The workflow was developed and validated in-house at MBCF and consists of four core stages:

  1. Adapter ligation — cfDNA fragments are ligated to adapters containing dual unique molecular identifiers (UMIs), which label both strands of each original DNA molecule. We use the IDT xGen cfDNA & FFPE DNA Library Preparation Kit, selected for its high ligation efficiency with low-input and fragmented DNA.

     

  2. PCR amplification with icon96 — Library amplification is monitored in real time via fluorescence using the icon96 instrument. Rather than running a fixed number of PCR cycles, amplification is terminated automatically when each sample reaches a defined fluorescence threshold. This sample-specific cycle control compensates for variable input amounts and ligation efficiency resulting in normalized library yields.

     

  3. Hybrid capture — Libraries are pooled and hybridized to custom-designed biotinylated probes targeting regions of interest. Probe design, hybridization conditions, and wash stringency have been co-optimized to achieve on-target sequencing rates above 90%.

     

  4. Sequencing and duplex consensus calling — Sequencing is performed on the Illumina NovaSeq X Plus. After sequencing, reads from each strand of a UMI-tagged fragment are independently collapsed into single-strand consensus sequences. Complementary strand pairs are then matched to generate duplex consensus reads. Only variants present on both strands of an original molecule are called as true variants, reducing the effective sequencing error rate from approximately 10⁻³–10⁻⁴ (standard Illumina) to approximately 10⁻⁶–10⁻⁷ — a 100–1,000-fold improvement.
Applications
  • Minimal residual disease (MRD) detection and monitoring
  • Tumor evolution and clonal dynamics
  • Treatment response monitoring via serial liquid biopsy
  • Low-frequency somatic variant detection (SNVs, indels)
  • Copy number variation (CNV) analysis
  • Multi-gene custom targeted panels (~100 kb–1 Mb range)
Sensitivity and input material

 

Sensitivity in cfDNA sequencing is fundamentally limited by the number of input DNA molecules. More input material produces more duplex consensus reads, which directly increases the ability to detect low-frequency variants. The relationship between input amount and achievable sensitivity should be considered carefully when designing a project.

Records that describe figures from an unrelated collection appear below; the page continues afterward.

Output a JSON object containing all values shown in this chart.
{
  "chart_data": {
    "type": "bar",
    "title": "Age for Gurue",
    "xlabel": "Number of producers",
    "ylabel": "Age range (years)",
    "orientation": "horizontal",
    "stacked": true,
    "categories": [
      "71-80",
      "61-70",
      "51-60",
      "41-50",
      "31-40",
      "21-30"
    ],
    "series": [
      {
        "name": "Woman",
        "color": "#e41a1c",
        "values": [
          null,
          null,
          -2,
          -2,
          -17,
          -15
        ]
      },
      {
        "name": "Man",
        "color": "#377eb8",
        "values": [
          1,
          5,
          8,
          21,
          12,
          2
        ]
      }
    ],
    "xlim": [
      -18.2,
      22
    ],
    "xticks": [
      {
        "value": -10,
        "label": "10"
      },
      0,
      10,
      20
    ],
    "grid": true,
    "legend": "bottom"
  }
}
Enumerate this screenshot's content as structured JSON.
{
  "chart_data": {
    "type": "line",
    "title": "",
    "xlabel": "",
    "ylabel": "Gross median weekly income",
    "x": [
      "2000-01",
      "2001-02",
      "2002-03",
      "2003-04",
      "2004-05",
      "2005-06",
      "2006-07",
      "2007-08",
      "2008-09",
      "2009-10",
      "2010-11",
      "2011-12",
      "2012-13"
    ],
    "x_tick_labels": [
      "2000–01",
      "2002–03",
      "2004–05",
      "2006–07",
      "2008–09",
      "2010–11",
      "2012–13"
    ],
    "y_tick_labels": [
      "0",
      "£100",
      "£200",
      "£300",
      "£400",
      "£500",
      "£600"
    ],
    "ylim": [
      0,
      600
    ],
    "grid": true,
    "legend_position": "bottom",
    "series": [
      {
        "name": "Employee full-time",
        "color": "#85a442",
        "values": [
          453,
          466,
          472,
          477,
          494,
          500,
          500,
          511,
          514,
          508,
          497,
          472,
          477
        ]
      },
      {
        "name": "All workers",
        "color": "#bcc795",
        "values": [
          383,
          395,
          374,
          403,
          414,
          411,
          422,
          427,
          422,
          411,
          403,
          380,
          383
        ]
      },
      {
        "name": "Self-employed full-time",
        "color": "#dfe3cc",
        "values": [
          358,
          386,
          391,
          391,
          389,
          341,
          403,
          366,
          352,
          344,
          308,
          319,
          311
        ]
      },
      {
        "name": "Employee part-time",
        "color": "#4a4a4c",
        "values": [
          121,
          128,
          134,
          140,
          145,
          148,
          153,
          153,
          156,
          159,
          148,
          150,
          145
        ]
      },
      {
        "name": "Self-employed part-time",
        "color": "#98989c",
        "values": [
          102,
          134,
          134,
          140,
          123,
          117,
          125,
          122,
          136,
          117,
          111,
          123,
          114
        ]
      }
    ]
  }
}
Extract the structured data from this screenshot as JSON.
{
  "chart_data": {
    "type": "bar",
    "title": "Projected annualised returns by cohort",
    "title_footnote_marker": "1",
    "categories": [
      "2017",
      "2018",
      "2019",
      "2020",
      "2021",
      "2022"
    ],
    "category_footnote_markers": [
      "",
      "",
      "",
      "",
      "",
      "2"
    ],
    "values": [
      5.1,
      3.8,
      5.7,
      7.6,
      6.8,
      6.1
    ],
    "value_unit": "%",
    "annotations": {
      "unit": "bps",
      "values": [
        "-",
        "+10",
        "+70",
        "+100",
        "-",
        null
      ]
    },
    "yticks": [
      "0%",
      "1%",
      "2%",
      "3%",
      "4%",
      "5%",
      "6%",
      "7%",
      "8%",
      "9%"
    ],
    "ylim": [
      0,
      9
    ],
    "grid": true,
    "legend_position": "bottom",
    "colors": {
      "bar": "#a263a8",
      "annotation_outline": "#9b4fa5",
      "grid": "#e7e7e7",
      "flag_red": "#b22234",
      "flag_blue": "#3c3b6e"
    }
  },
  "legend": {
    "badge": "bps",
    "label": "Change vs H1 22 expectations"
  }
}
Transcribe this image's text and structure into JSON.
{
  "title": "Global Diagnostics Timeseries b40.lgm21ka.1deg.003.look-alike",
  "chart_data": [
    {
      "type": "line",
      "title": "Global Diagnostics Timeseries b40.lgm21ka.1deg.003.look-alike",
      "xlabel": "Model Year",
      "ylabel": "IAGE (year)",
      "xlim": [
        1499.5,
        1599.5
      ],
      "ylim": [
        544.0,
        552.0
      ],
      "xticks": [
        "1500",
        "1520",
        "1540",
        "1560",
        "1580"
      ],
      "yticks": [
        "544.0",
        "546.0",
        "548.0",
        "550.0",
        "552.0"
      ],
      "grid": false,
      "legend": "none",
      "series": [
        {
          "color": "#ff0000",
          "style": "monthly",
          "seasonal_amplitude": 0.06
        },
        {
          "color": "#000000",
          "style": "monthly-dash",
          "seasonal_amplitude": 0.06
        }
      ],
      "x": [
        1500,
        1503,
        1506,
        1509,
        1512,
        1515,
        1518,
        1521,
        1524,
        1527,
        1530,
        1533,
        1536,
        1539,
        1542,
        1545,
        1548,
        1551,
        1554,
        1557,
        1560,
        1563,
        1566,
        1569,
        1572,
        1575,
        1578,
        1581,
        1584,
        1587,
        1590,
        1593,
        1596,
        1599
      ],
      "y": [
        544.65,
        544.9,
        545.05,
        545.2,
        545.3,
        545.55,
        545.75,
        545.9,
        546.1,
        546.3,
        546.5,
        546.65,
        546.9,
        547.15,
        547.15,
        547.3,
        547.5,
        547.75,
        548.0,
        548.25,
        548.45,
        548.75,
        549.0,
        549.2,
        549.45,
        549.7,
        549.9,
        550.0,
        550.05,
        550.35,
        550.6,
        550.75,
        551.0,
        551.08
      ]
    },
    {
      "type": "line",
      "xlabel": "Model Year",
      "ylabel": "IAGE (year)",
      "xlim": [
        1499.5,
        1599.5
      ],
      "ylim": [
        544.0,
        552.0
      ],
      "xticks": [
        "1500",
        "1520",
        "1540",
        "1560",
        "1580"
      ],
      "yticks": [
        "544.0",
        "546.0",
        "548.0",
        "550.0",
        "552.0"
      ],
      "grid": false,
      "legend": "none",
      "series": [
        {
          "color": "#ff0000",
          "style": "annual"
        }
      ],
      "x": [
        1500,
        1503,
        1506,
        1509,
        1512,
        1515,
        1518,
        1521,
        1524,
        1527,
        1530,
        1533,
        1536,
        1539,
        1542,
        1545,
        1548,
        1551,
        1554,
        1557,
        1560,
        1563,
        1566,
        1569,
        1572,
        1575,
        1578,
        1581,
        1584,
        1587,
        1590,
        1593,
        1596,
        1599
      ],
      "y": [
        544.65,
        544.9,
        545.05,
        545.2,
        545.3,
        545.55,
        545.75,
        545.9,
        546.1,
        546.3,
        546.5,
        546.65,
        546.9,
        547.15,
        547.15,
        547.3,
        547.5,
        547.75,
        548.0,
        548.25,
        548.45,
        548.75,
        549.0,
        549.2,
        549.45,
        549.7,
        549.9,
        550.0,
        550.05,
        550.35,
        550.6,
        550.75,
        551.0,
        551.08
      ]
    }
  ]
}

As a general guide based on our internal validation data:

  • 1–10 ng input: Suitable for moderate-sensitivity applications. In validation experiments using reference standards, reliable variant detection was demonstrated at VAFs of approximately 0.5% (1 ng input) to 0.25% (10 ng input). These figures are based on controlled conditions and may not fully reflect performance with patient-derived samples of variable quality.
  • Higher input (>10 ng, ideally >50 ng): Required for ultra-sensitive applications targeting VAFs below 0.1–0.25%. The practical lower detection limit for any given project depends on input amount, panel size, and achievable sequencing depth. Projects with ultra-low VAF targets should plan for higher input material where possible.

We will work with you during project planning to estimate the sequencing depth and input requirements needed to meet your sensitivity goals. Please note that these estimates will be conservative, and actual performance may vary depending on sample quality and tumor biology.